Corria o ano de 2014 quando num festival no Minho uma banda praticamente desconhecida subia a palco. Poucos minutos depois todos percebemos que algo de extraordinário se estava a passar. Começava aí (https://lookmag.pt/blog/vodafone-paredes-de-coura-2014-dia/) o nosso caso de amor com os norte-americanos Cage The Elephant. Dois anos depois, o mesmo cenário e os Cage regressam. Desta vez já sabíamos ao que íamos por isso deixámo-nos levar numa corropio de sons e emoções (https://lookmag.pt/blog/vodafone-paredes-coura-2016-dia-iii-mao-cheia-magia/). Agora, um ano após o nosso último encontro ei-los de novo, desta feita à beira de outro rio, o Tejo. Anunciados para o palco Heineken rapidamente percebemos que seria este pequeno para acolher a agitação e a força roqueira destes animais de palco. E se bem o pensámos melhor o presenciámos, pois foi aos encontrões que conseguimos arranjar posição para, mais uma vez, nos deixarmos levar nas asas da música que nos faz feliz e onde as guitarras e a bateria ditam o batimento. Não é fácil descrever um concerto dos Cage, pois a energia que emanam de cima do palco tem de ser vivida in loco. Imagine um furacão que ao passar o arrasta por entre ondas oscilantes onde a emoção toma conta de tudo, de si, do ambiente… Vindos do Kentucky, a banda liderada por Matt Shultz deu, sem dúvidas para ninguém, um dos grandes concertos do festival.

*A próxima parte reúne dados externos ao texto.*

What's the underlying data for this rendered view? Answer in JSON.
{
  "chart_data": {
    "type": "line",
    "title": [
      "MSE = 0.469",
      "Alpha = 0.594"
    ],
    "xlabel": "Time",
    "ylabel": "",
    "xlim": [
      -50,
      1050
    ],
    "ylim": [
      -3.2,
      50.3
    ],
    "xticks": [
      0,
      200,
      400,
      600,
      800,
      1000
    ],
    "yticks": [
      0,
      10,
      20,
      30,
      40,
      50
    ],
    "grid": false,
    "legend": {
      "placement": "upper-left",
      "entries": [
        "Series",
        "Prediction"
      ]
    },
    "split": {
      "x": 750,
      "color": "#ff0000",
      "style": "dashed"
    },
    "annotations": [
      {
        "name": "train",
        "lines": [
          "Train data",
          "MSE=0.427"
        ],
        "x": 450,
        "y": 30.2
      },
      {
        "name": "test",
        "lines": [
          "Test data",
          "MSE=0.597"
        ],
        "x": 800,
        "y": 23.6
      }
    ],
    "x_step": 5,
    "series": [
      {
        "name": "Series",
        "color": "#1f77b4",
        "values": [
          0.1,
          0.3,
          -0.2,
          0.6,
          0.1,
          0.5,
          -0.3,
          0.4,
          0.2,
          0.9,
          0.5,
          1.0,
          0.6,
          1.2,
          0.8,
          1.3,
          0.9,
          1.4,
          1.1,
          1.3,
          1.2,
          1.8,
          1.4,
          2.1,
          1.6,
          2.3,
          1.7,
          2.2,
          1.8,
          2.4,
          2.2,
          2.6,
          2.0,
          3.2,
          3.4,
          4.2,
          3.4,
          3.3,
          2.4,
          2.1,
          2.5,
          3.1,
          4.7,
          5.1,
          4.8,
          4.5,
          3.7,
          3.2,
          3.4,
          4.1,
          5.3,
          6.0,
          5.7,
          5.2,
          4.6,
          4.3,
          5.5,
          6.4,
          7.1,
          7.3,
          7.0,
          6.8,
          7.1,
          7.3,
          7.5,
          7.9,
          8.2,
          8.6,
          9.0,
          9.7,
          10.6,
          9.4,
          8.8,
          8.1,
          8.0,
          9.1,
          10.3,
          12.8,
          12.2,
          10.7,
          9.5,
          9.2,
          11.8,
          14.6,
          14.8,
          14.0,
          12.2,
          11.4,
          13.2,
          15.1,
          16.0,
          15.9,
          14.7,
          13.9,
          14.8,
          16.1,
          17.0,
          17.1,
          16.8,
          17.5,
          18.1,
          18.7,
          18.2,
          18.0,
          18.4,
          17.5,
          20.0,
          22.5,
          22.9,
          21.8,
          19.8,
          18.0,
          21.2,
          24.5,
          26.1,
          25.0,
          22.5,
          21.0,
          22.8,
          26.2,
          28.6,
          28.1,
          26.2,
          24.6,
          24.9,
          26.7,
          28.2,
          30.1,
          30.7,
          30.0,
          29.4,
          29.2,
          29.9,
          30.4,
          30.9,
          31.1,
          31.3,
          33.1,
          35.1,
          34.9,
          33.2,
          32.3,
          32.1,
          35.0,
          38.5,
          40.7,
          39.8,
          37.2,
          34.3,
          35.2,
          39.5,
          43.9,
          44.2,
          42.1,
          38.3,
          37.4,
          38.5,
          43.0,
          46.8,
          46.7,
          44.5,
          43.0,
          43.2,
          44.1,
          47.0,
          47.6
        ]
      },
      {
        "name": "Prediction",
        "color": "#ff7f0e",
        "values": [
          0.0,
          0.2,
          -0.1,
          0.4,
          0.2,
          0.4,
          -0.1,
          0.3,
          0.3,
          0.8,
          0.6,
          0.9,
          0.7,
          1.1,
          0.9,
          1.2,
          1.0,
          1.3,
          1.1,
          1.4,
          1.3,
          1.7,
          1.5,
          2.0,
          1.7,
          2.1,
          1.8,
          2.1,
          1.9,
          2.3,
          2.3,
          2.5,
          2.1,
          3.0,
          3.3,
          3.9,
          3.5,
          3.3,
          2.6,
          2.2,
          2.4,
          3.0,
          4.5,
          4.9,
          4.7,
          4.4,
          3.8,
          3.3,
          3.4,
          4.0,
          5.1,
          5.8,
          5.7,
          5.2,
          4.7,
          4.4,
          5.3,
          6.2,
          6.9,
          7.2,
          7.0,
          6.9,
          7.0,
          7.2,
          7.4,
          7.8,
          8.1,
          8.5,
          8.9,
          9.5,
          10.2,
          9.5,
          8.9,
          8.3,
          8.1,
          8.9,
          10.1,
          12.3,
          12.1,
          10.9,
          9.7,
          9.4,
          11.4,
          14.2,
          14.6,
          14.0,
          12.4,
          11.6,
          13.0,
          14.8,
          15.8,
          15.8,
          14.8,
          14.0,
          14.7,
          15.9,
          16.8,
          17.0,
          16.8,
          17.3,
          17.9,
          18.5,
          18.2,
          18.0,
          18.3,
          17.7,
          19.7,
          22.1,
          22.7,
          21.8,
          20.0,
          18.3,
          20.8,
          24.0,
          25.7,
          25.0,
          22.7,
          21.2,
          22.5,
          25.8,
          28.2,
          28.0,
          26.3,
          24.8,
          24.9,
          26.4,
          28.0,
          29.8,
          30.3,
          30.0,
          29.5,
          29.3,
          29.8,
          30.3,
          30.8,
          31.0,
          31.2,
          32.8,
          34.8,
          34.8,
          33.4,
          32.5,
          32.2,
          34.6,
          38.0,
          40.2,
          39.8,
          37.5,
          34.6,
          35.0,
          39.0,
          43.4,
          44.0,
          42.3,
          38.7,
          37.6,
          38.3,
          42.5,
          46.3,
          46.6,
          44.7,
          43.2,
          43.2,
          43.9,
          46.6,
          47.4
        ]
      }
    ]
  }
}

Scúru Fitchádu > The Avalanches

Marcus Veiga é a pessoa por trás do projeto Scúru Fitchádu que nos deixou agradavelmente arrasados no Coreto, cujo alinhamento esteve este ano entregue à responsabilidade da Arruada. O nome criôlo assinafa a forte ligação deste produtor oriundo de Almada ao funaná de Cabo Verde. Vestido com uma t-shirt com o titulo do último álbum dos bracarenses Mão Morta, “Pelo Meu Relógio São Horas de Matar”, o concerto dos Scúru Fitchádu foi literalmente uma libertação brutal de adrenalina em forma de dança. Catalogar a música que ali ouvimos? Impossível, mas nela conseguimos descobrir uma harmonização estranhamente cativante entre funaná, punk, hip hop e metal. Uma maravilha para os nossos ouvidos.

A noite e o festival terminou de regresso ao palco Heineken onde os norte-americanos The Avalanches tentaram pôr todos a dançar. Tínhamos algumas expectativas relativamente a eles as quais não foram correspondidas, caso único em três dias de festival.